Say No To Premature Cord Clamping

By Briana McDonald; ( When my obstetrician placed my sweet, slippery bundle of joy on my chest after only two pushes and 10 long months of heartburn and anticipation, the very last thing I thought about was what was going on with his umbilical cord and the placenta. I should have been; had I known what I know now about cord clamping immediately after birth, I would have ran at THEM with scissors. Cord clamping is a very common practice since the 1960’s; hundreds of  thousands of babies have undergone this routine very shortly after birth to reduce the risk of the mother experiencing serious bleeding after birth, called post partum hemorrhage, which can be fatal. They are just recently realizing that this is not necessary for every birth and in fact, is putting many newborns in danger and depriving them of 40% of vital blood and stem cells from the placenta. It is too late for me to say no to premature cord clamping, but if you are a soon to be mother or thinking of becoming pregnant, here are several reasons why you should say yes to delayed cord clamping (which should really be called normal cord clamping since immediate is a premature act) and no to standard procedure.

First and foremost I think we should look at the true reason why this is common procedure. I’m not talking about emergency situations where this may be necessary, but why this is done for every single birth. The answer is money. It will always be the answer. The sooner that mama gets in and out of there the faster the next one can come in and ca-ching! That obstetrician’s wallet is lined a little thicker. With no good evidence to support it, it is accepted practice to accelerate the arrival of the placenta with an injection and clamp and cut the cord immediately, depriving the baby of its blood. What’s the rush? I know of many women whose placenta did not come out for almost 5 hours and their babies were perfectly healthy. Why does it need to be a quick paced process? Why not let nature take its own course? You don’t see farmer’s rushing out to the fields when a mama cow is giving birth to clamp the cord. You don’t see a scuba diver going after dolphins to make sure the mama doesn’t hemorrhage. We are the only mammal that does this, but why? We are the only mammal that gives two sticks about money. That’s why.

So now you know why it’s practiced, let’s look at the physiology of newborn transition and the benefits of saying no to immediate cord clamping:

“The baby slash placenta has a separate blood system from the mother. The placenta does the job of the lungs by exchanging gas (oxygen and carbon dioxide) via the intervillous space between the baby’s and the mother’s blood system. Before birth, a third of the baby/placenta blood volume is in the placenta at any given time to facilitate this gas exchange… Textbooks will tell you 3-7 minutes, but I have felt some cords pulse for longer than that. While these changes take place, oxygen continues to be provided by the placenta until the baby is ready to begin breathing. Stem cells are also transferred into the baby during this time..”

  1. Vital Stem Cells– the umbilical cord contains vital stem cells, red blood cells, and white blood cells, all of which help give babies a good start in life. When the umbilical cord is cut within the first 10 and 60 seconds, your baby loses a third, that’s right, a THIRD, of his or her vital stem cells that rightfully belong to them. These stem cells actually go in and repair any damage that birth could have caused, even problem free births do some damage, and it is a natural part of the process.
  2. Increase Number of Red Blood Cells-This increases the baby’s capacity to send oxygen around the body.
  3. Extra Blood Volume- the extra blood volume needed for the heart to direct 50% of its output to the lungs (8% before birth).
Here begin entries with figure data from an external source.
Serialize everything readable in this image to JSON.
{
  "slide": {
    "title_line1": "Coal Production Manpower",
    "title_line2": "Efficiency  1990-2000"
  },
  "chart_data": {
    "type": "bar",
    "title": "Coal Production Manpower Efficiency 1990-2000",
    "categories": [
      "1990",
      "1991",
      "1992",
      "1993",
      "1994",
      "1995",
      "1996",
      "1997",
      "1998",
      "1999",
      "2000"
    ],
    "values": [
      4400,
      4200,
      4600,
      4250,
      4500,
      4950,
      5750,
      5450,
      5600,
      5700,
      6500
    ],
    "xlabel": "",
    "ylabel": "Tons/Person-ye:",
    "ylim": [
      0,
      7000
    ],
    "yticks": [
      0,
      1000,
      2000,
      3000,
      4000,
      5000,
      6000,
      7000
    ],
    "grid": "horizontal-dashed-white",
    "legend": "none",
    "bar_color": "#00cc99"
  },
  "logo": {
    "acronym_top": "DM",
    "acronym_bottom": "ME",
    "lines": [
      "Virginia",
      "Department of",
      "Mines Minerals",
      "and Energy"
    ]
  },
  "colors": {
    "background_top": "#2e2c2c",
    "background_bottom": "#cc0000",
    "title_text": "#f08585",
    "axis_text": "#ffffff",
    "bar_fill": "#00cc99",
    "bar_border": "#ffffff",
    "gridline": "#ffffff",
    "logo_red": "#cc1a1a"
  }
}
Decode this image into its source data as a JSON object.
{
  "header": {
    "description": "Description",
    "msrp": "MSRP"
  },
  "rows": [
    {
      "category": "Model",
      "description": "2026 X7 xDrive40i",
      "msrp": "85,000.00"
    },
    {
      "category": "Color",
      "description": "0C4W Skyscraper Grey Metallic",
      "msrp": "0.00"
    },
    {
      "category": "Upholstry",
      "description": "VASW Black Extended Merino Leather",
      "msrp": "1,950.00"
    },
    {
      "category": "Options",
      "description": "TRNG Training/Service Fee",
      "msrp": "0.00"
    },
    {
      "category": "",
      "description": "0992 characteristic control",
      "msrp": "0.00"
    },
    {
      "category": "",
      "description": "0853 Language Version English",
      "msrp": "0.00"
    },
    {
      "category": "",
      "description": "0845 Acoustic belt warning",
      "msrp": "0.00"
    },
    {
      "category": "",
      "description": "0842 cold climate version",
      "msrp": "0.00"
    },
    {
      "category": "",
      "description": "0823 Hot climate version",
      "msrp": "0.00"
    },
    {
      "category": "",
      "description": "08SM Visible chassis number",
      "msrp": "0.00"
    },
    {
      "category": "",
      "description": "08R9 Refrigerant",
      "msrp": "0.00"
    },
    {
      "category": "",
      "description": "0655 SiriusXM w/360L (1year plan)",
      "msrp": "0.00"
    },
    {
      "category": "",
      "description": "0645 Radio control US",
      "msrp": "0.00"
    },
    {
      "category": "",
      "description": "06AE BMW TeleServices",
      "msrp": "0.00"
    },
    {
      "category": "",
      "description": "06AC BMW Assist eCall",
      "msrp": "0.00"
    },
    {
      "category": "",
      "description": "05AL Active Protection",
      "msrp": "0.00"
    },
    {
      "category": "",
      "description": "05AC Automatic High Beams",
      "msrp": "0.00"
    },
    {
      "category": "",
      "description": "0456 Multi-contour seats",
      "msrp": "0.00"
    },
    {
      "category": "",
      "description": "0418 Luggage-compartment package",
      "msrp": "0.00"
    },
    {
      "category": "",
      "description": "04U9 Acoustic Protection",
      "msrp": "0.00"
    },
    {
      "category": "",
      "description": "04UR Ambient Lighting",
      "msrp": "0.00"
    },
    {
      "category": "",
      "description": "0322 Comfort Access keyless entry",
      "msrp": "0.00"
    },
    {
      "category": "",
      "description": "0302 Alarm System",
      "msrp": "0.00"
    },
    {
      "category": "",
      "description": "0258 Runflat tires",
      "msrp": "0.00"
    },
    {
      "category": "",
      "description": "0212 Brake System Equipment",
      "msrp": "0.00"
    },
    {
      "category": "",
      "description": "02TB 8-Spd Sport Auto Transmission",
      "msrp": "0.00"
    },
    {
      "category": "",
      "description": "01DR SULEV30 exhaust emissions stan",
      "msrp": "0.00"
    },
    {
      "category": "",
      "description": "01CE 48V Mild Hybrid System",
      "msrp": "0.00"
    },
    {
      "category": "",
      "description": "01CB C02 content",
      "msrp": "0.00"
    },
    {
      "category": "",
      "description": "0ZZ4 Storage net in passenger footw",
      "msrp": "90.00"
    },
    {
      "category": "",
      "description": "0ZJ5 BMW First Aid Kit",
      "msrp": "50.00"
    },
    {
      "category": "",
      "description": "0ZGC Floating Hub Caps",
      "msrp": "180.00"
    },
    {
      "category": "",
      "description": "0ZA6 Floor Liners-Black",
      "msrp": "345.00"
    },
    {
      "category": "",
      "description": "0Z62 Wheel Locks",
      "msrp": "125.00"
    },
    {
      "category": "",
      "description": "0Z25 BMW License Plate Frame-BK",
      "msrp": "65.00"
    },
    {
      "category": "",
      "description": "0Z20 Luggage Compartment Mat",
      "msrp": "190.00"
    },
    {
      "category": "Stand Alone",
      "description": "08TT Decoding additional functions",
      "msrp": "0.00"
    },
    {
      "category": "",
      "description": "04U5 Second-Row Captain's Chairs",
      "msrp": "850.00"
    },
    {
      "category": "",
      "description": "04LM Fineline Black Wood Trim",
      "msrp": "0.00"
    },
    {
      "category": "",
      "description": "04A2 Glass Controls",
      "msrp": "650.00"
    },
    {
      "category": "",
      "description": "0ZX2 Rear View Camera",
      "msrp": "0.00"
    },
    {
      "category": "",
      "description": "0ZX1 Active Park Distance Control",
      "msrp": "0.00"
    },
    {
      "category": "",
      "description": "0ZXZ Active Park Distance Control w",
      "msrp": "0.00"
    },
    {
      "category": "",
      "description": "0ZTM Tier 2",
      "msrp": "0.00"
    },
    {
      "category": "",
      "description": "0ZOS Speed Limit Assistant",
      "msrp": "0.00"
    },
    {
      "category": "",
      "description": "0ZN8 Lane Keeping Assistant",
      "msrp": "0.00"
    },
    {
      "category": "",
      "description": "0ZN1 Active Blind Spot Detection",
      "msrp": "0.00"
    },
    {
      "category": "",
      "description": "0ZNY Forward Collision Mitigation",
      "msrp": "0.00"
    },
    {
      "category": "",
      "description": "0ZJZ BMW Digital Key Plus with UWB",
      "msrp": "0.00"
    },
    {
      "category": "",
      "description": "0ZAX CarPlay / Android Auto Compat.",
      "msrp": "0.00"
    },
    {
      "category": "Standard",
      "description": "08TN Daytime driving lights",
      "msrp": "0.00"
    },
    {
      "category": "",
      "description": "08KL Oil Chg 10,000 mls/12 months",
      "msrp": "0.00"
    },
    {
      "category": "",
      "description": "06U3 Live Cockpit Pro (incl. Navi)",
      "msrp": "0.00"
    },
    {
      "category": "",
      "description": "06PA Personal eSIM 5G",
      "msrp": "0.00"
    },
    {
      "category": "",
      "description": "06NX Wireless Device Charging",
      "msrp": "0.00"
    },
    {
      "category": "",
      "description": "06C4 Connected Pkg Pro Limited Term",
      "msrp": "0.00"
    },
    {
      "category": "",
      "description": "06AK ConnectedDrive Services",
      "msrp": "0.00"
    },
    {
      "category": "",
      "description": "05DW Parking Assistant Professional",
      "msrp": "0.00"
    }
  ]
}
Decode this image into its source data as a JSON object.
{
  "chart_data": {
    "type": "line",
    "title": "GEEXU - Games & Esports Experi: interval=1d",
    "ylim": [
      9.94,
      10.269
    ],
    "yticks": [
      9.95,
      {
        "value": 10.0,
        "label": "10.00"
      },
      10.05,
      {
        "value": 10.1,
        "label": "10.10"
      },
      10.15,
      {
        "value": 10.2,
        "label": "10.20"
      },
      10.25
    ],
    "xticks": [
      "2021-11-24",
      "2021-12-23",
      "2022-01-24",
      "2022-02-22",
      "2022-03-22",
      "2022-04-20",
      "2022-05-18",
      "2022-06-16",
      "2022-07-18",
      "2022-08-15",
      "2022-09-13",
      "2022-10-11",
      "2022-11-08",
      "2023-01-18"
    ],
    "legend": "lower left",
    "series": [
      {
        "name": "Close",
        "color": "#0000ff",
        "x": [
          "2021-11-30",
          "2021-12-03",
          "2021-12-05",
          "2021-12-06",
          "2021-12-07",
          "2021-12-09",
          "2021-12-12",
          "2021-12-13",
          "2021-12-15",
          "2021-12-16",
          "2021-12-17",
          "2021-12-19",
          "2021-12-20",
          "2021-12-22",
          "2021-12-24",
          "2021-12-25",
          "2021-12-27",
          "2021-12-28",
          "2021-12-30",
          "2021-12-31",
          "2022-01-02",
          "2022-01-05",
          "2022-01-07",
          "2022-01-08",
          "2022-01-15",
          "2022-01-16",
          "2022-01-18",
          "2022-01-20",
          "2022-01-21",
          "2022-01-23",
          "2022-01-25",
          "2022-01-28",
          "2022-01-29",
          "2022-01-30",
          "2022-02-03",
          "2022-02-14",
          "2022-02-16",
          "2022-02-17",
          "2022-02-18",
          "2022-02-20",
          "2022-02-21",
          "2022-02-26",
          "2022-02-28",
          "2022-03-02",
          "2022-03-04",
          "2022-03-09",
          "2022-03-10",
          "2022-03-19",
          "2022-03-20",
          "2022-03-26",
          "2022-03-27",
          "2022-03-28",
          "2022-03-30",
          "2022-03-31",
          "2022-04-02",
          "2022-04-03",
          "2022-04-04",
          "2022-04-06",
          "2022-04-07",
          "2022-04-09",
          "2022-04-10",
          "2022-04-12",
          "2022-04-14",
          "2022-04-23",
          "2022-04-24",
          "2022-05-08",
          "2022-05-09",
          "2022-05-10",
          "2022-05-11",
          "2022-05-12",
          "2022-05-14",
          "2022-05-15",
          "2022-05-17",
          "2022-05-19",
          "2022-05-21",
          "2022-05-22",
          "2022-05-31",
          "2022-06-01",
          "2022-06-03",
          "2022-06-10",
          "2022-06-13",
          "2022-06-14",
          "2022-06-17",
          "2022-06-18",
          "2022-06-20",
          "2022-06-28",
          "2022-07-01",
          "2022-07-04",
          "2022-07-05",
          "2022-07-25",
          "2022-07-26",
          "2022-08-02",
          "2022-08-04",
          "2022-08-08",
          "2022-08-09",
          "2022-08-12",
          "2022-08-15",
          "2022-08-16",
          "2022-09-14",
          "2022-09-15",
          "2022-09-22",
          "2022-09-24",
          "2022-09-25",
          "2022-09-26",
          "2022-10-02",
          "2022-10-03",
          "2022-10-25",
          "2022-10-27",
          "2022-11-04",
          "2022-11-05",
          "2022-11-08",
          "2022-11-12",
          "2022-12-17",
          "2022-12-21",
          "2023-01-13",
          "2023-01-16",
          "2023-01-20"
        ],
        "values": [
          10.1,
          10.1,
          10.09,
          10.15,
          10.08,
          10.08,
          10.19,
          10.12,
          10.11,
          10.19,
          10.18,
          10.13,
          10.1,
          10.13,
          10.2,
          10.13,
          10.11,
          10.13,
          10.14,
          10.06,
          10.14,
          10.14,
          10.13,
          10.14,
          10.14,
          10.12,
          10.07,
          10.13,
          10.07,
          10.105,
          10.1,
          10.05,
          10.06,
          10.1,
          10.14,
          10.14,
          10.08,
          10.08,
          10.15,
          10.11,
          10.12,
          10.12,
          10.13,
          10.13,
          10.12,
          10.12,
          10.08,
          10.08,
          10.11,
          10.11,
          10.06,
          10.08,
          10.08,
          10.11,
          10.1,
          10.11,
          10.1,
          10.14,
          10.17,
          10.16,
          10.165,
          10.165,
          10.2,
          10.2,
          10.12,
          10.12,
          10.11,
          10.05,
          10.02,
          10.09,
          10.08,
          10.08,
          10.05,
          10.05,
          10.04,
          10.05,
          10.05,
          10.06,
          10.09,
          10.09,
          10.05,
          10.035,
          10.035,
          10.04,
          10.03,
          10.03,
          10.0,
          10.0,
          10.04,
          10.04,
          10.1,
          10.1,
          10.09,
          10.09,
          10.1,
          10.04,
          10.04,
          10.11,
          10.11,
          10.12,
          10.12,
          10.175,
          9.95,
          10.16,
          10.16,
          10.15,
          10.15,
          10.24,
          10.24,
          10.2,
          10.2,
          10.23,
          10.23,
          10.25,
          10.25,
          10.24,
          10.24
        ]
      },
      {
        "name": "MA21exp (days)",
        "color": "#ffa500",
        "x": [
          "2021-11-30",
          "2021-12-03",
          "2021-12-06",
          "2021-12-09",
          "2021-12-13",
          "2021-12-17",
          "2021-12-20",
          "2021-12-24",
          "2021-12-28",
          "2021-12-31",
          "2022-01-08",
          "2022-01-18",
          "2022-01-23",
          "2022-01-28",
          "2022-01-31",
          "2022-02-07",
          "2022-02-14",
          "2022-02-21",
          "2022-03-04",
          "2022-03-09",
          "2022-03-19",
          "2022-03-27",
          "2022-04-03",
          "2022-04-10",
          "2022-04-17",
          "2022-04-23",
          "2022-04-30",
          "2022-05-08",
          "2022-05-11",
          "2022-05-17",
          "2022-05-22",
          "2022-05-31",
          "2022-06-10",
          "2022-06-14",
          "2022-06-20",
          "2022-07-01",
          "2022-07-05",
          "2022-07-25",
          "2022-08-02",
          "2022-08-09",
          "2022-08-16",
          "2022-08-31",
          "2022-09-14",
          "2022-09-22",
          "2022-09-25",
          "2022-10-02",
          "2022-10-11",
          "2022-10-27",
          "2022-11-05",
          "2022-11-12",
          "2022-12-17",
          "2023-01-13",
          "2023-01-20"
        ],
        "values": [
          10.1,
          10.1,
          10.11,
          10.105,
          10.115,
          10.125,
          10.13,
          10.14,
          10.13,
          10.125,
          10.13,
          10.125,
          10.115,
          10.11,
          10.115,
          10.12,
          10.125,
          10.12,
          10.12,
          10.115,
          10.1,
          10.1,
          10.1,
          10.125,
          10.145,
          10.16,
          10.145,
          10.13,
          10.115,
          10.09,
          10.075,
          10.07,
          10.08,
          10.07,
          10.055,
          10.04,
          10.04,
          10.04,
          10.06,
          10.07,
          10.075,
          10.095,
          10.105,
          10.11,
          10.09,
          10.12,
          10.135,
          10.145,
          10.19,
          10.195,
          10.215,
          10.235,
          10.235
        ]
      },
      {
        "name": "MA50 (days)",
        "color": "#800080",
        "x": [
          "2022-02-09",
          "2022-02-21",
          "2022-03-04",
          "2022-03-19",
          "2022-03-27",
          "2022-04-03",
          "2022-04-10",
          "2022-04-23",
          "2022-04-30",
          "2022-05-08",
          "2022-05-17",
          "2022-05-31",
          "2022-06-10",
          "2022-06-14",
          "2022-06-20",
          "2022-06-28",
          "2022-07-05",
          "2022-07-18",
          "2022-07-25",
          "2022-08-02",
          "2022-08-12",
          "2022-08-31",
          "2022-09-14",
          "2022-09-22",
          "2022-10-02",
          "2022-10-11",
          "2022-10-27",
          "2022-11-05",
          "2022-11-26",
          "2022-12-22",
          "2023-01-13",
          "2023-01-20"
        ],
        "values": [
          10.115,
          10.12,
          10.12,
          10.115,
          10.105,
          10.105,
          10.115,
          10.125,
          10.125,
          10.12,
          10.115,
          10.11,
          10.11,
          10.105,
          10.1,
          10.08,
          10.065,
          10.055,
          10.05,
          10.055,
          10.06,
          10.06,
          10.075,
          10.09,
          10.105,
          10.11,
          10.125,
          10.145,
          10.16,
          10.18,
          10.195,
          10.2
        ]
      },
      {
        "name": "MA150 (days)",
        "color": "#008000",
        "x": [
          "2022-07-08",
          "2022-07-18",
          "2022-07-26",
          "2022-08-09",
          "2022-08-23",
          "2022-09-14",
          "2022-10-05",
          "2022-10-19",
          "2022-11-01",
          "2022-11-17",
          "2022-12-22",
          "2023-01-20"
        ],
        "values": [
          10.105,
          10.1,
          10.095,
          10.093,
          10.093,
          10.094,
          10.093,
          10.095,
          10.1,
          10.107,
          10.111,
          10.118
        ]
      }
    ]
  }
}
This extra blood fills the capillaries in the lungs making them expand to provide support for the alveoli to open. It also aids lung fluid clearance from the alveoli. These changes allow the baby to breath effectively.
  4. More Iron-delaying the clamping of the cord even by just 2 minutes can increase the infants iron reserves by 27-47mg. That is equivalent to 1 to 2 months of a newborns iron requirements.

I firmly believe peace on earth begins at birth. Having your vital oxygen source being cut off from you within the first minute of life is tragic and unnecessary, all for the sake of saving some time. Coming into the world having to “gasp” for your first breath is a tragedy in my eyes. In my opinion, the first inhale and the last exhale should both be a peaceful transition, in a loving and supportive environment. Say no to premature cord clamping, and yes to giving your baby the best start possible.